Once an intervention has been put in place, it can be a challenge to sustain the momentum, embed the behaviour changes needed and ensure that new staff adopt these changes too. This requires ongoing input. Once this has happened, for some teams the next step is to communicate their changes and spread the changes outside of their clinic or ward, to other parts of the organisation, or even beyond.

Evaluation

There is an argument for ongoing qualitative and quantitative evaluation to be built into all quality improvement interventions to contribute to the evidence base. PDSA is an approach that involves implementing changes on a small scale, assessing impact, improving, testing again and so on. The ‘testing’ stage still involves some form of evaluation but this does not prevent the need for an overall evaluation.

Our study findings

The impacts of some project work may take time to filter through to patients. For example, it is easy to quickly detect the impact of a project targeting call bell use and response times. However,  a more diffuse project, targeting staff morale as an indirect route to improving the care experience, may take longer to bear fruit.

Resource

The Health Foundation’s publication ‘Evaluation: what to consider’ provides helpful guidance for anyone wanting to evaluate a quality improvement intervention.
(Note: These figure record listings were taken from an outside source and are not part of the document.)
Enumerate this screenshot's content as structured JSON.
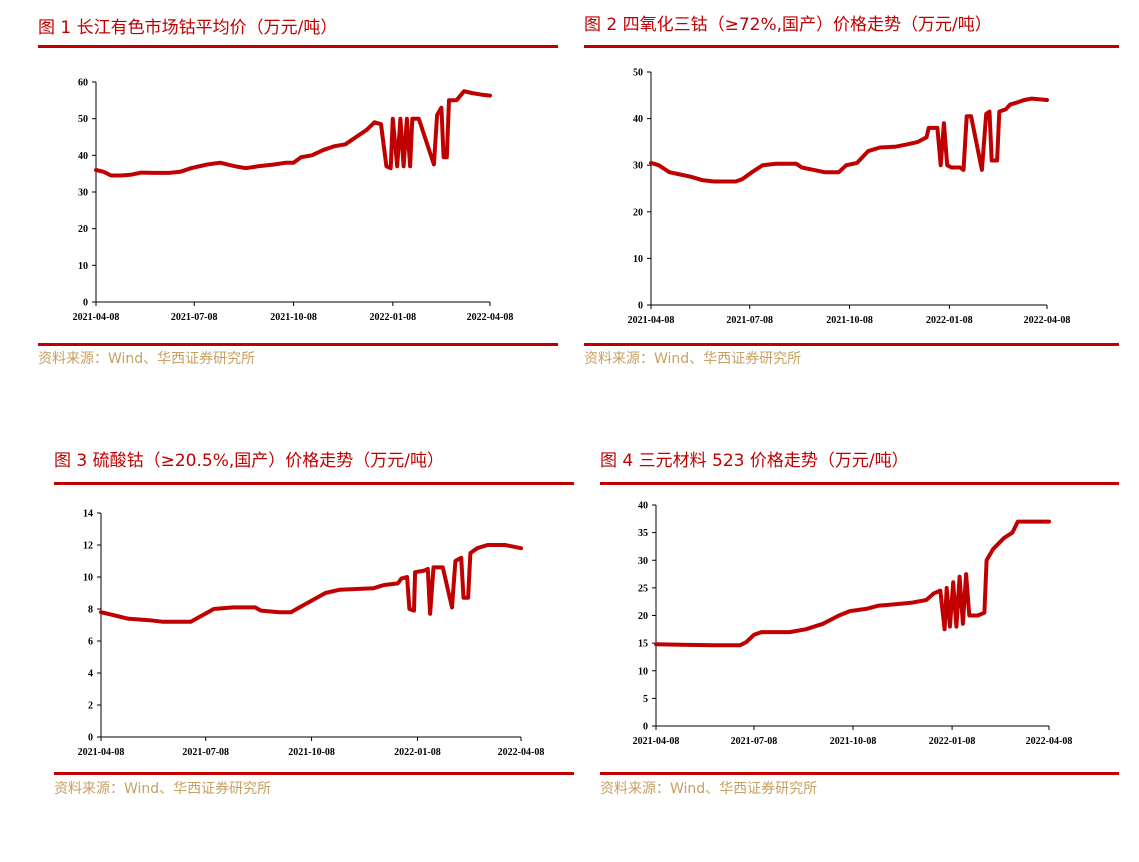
{
  "panels": [
    {
      "title": "图 1 长江有色市场钴平均价（万元/吨）",
      "source": "资料来源：Wind、华西证券研究所",
      "chart_data": {
        "type": "line",
        "ylim": [
          0,
          60
        ],
        "yticks": [
          0,
          10,
          20,
          30,
          40,
          50,
          60
        ],
        "xlim": [
          "2021-04-08",
          "2022-04-08"
        ],
        "xticks": [
          "2021-04-08",
          "2021-07-08",
          "2021-10-08",
          "2022-01-08",
          "2022-04-08"
        ],
        "color": "#c00000",
        "points": [
          [
            "2021-04-08",
            36
          ],
          [
            "2021-04-15",
            35.5
          ],
          [
            "2021-04-22",
            34.5
          ],
          [
            "2021-05-01",
            34.5
          ],
          [
            "2021-05-10",
            34.7
          ],
          [
            "2021-05-20",
            35.3
          ],
          [
            "2021-06-01",
            35.2
          ],
          [
            "2021-06-15",
            35.2
          ],
          [
            "2021-06-25",
            35.5
          ],
          [
            "2021-07-05",
            36.5
          ],
          [
            "2021-07-20",
            37.5
          ],
          [
            "2021-08-01",
            38
          ],
          [
            "2021-08-15",
            37
          ],
          [
            "2021-08-25",
            36.5
          ],
          [
            "2021-09-05",
            37
          ],
          [
            "2021-09-20",
            37.5
          ],
          [
            "2021-10-01",
            38
          ],
          [
            "2021-10-08",
            38
          ],
          [
            "2021-10-15",
            39.5
          ],
          [
            "2021-10-25",
            40
          ],
          [
            "2021-11-05",
            41.5
          ],
          [
            "2021-11-15",
            42.5
          ],
          [
            "2021-11-25",
            43
          ],
          [
            "2021-12-05",
            45
          ],
          [
            "2021-12-15",
            47
          ],
          [
            "2021-12-22",
            49
          ],
          [
            "2021-12-28",
            48.5
          ],
          [
            "2022-01-02",
            37
          ],
          [
            "2022-01-06",
            36.5
          ],
          [
            "2022-01-08",
            50
          ],
          [
            "2022-01-12",
            37
          ],
          [
            "2022-01-15",
            50
          ],
          [
            "2022-01-18",
            37
          ],
          [
            "2022-01-21",
            50
          ],
          [
            "2022-01-24",
            37
          ],
          [
            "2022-01-26",
            50
          ],
          [
            "2022-02-01",
            50
          ],
          [
            "2022-02-15",
            37.5
          ],
          [
            "2022-02-18",
            51
          ],
          [
            "2022-02-22",
            53
          ],
          [
            "2022-02-24",
            39.5
          ],
          [
            "2022-02-27",
            39.5
          ],
          [
            "2022-03-01",
            55
          ],
          [
            "2022-03-08",
            55
          ],
          [
            "2022-03-15",
            57.5
          ],
          [
            "2022-03-22",
            57
          ],
          [
            "2022-04-01",
            56.5
          ],
          [
            "2022-04-08",
            56.3
          ]
        ]
      }
    },
    {
      "title": "图 2 四氧化三钴（≥72%,国产）价格走势（万元/吨）",
      "source": "资料来源：Wind、华西证券研究所",
      "chart_data": {
        "type": "line",
        "ylim": [
          0,
          50
        ],
        "yticks": [
          0,
          10,
          20,
          30,
          40,
          50
        ],
        "xlim": [
          "2021-04-08",
          "2022-04-08"
        ],
        "xticks": [
          "2021-04-08",
          "2021-07-08",
          "2021-10-08",
          "2022-01-08",
          "2022-04-08"
        ],
        "color": "#c00000",
        "points": [
          [
            "2021-04-08",
            30.5
          ],
          [
            "2021-04-15",
            30
          ],
          [
            "2021-04-25",
            28.5
          ],
          [
            "2021-05-05",
            28
          ],
          [
            "2021-05-15",
            27.5
          ],
          [
            "2021-05-25",
            26.8
          ],
          [
            "2021-06-05",
            26.5
          ],
          [
            "2021-06-25",
            26.5
          ],
          [
            "2021-07-01",
            27
          ],
          [
            "2021-07-10",
            28.5
          ],
          [
            "2021-07-20",
            30
          ],
          [
            "2021-08-01",
            30.3
          ],
          [
            "2021-08-20",
            30.3
          ],
          [
            "2021-08-25",
            29.5
          ],
          [
            "2021-09-05",
            29
          ],
          [
            "2021-09-15",
            28.5
          ],
          [
            "2021-09-28",
            28.5
          ],
          [
            "2021-10-05",
            30
          ],
          [
            "2021-10-15",
            30.5
          ],
          [
            "2021-10-25",
            33
          ],
          [
            "2021-11-05",
            33.8
          ],
          [
            "2021-11-20",
            34
          ],
          [
            "2021-12-01",
            34.5
          ],
          [
            "2021-12-10",
            35
          ],
          [
            "2021-12-18",
            36
          ],
          [
            "2021-12-20",
            38
          ],
          [
            "2021-12-28",
            38
          ],
          [
            "2021-12-31",
            30
          ],
          [
            "2022-01-03",
            39
          ],
          [
            "2022-01-06",
            30
          ],
          [
            "2022-01-10",
            29.5
          ],
          [
            "2022-01-18",
            29.5
          ],
          [
            "2022-01-21",
            29
          ],
          [
            "2022-01-24",
            40.5
          ],
          [
            "2022-01-28",
            40.5
          ],
          [
            "2022-02-07",
            29
          ],
          [
            "2022-02-11",
            41
          ],
          [
            "2022-02-14",
            41.5
          ],
          [
            "2022-02-16",
            31
          ],
          [
            "2022-02-21",
            31
          ],
          [
            "2022-02-23",
            41.5
          ],
          [
            "2022-03-01",
            42
          ],
          [
            "2022-03-05",
            43
          ],
          [
            "2022-03-12",
            43.5
          ],
          [
            "2022-03-18",
            44
          ],
          [
            "2022-03-25",
            44.3
          ],
          [
            "2022-04-08",
            44
          ]
        ]
      }
    },
    {
      "title": "图 3 硫酸钴（≥20.5%,国产）价格走势（万元/吨）",
      "source": "资料来源：Wind、华西证券研究所",
      "chart_data": {
        "type": "line",
        "ylim": [
          0,
          14
        ],
        "yticks": [
          0,
          2,
          4,
          6,
          8,
          10,
          12,
          14
        ],
        "xlim": [
          "2021-04-08",
          "2022-04-08"
        ],
        "xticks": [
          "2021-04-08",
          "2021-07-08",
          "2021-10-08",
          "2022-01-08",
          "2022-04-08"
        ],
        "color": "#c00000",
        "points": [
          [
            "2021-04-08",
            7.8
          ],
          [
            "2021-04-20",
            7.6
          ],
          [
            "2021-05-01",
            7.4
          ],
          [
            "2021-05-20",
            7.3
          ],
          [
            "2021-06-01",
            7.2
          ],
          [
            "2021-06-25",
            7.2
          ],
          [
            "2021-07-05",
            7.6
          ],
          [
            "2021-07-15",
            8
          ],
          [
            "2021-08-01",
            8.1
          ],
          [
            "2021-08-20",
            8.1
          ],
          [
            "2021-08-25",
            7.9
          ],
          [
            "2021-09-10",
            7.8
          ],
          [
            "2021-09-20",
            7.8
          ],
          [
            "2021-09-30",
            8.2
          ],
          [
            "2021-10-10",
            8.6
          ],
          [
            "2021-10-20",
            9
          ],
          [
            "2021-11-01",
            9.2
          ],
          [
            "2021-12-01",
            9.3
          ],
          [
            "2021-12-10",
            9.5
          ],
          [
            "2021-12-22",
            9.6
          ],
          [
            "2021-12-25",
            9.9
          ],
          [
            "2021-12-30",
            10
          ],
          [
            "2022-01-01",
            8
          ],
          [
            "2022-01-05",
            7.9
          ],
          [
            "2022-01-06",
            10.3
          ],
          [
            "2022-01-14",
            10.4
          ],
          [
            "2022-01-17",
            10.5
          ],
          [
            "2022-01-19",
            7.7
          ],
          [
            "2022-01-22",
            10.6
          ],
          [
            "2022-01-30",
            10.6
          ],
          [
            "2022-02-07",
            8.1
          ],
          [
            "2022-02-10",
            11
          ],
          [
            "2022-02-15",
            11.2
          ],
          [
            "2022-02-17",
            8.7
          ],
          [
            "2022-02-21",
            8.7
          ],
          [
            "2022-02-23",
            11.5
          ],
          [
            "2022-03-01",
            11.8
          ],
          [
            "2022-03-10",
            12
          ],
          [
            "2022-03-25",
            12
          ],
          [
            "2022-04-01",
            11.9
          ],
          [
            "2022-04-08",
            11.8
          ]
        ]
      }
    },
    {
      "title": "图 4 三元材料 523 价格走势（万元/吨）",
      "source": "资料来源：Wind、华西证券研究所",
      "chart_data": {
        "type": "line",
        "ylim": [
          0,
          40
        ],
        "yticks": [
          0,
          5,
          10,
          15,
          20,
          25,
          30,
          35,
          40
        ],
        "xlim": [
          "2021-04-08",
          "2022-04-08"
        ],
        "xticks": [
          "2021-04-08",
          "2021-07-08",
          "2021-10-08",
          "2022-01-08",
          "2022-04-08"
        ],
        "color": "#c00000",
        "points": [
          [
            "2021-04-08",
            14.8
          ],
          [
            "2021-05-01",
            14.7
          ],
          [
            "2021-06-01",
            14.6
          ],
          [
            "2021-06-25",
            14.6
          ],
          [
            "2021-07-01",
            15.2
          ],
          [
            "2021-07-08",
            16.5
          ],
          [
            "2021-07-15",
            17
          ],
          [
            "2021-08-10",
            17
          ],
          [
            "2021-08-25",
            17.5
          ],
          [
            "2021-09-10",
            18.5
          ],
          [
            "2021-09-25",
            20
          ],
          [
            "2021-10-05",
            20.8
          ],
          [
            "2021-10-20",
            21.2
          ],
          [
            "2021-11-01",
            21.8
          ],
          [
            "2021-11-15",
            22
          ],
          [
            "2021-12-01",
            22.3
          ],
          [
            "2021-12-15",
            22.8
          ],
          [
            "2021-12-22",
            24
          ],
          [
            "2021-12-28",
            24.5
          ],
          [
            "2022-01-01",
            17.5
          ],
          [
            "2022-01-03",
            25
          ],
          [
            "2022-01-06",
            18
          ],
          [
            "2022-01-09",
            26
          ],
          [
            "2022-01-12",
            18
          ],
          [
            "2022-01-15",
            27
          ],
          [
            "2022-01-18",
            18.5
          ],
          [
            "2022-01-21",
            27.5
          ],
          [
            "2022-01-24",
            20
          ],
          [
            "2022-02-01",
            20
          ],
          [
            "2022-02-07",
            20.5
          ],
          [
            "2022-02-09",
            30
          ],
          [
            "2022-02-15",
            32
          ],
          [
            "2022-02-25",
            34
          ],
          [
            "2022-03-05",
            35
          ],
          [
            "2022-03-10",
            37
          ],
          [
            "2022-03-15",
            37
          ],
          [
            "2022-04-08",
            37
          ]
        ]
      }
    }
  ]
}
Source: Health Foundation (2015) Evaluation: what to consider. London: Health Foundation.

But are we ready?

There has been growing interest in assessing whether organisations, teams or wards are ‘improvement ready’ before starting any new quality improvement process. But there is a case for getting started even in an imperfect working situation. This guide encourages you to ‘give it a go’ whatever stage your organisation is at. If your team is enthusiastic and wants to make a difference, then you are ready. Even small changes, made locally, can make a big difference to people’s lives.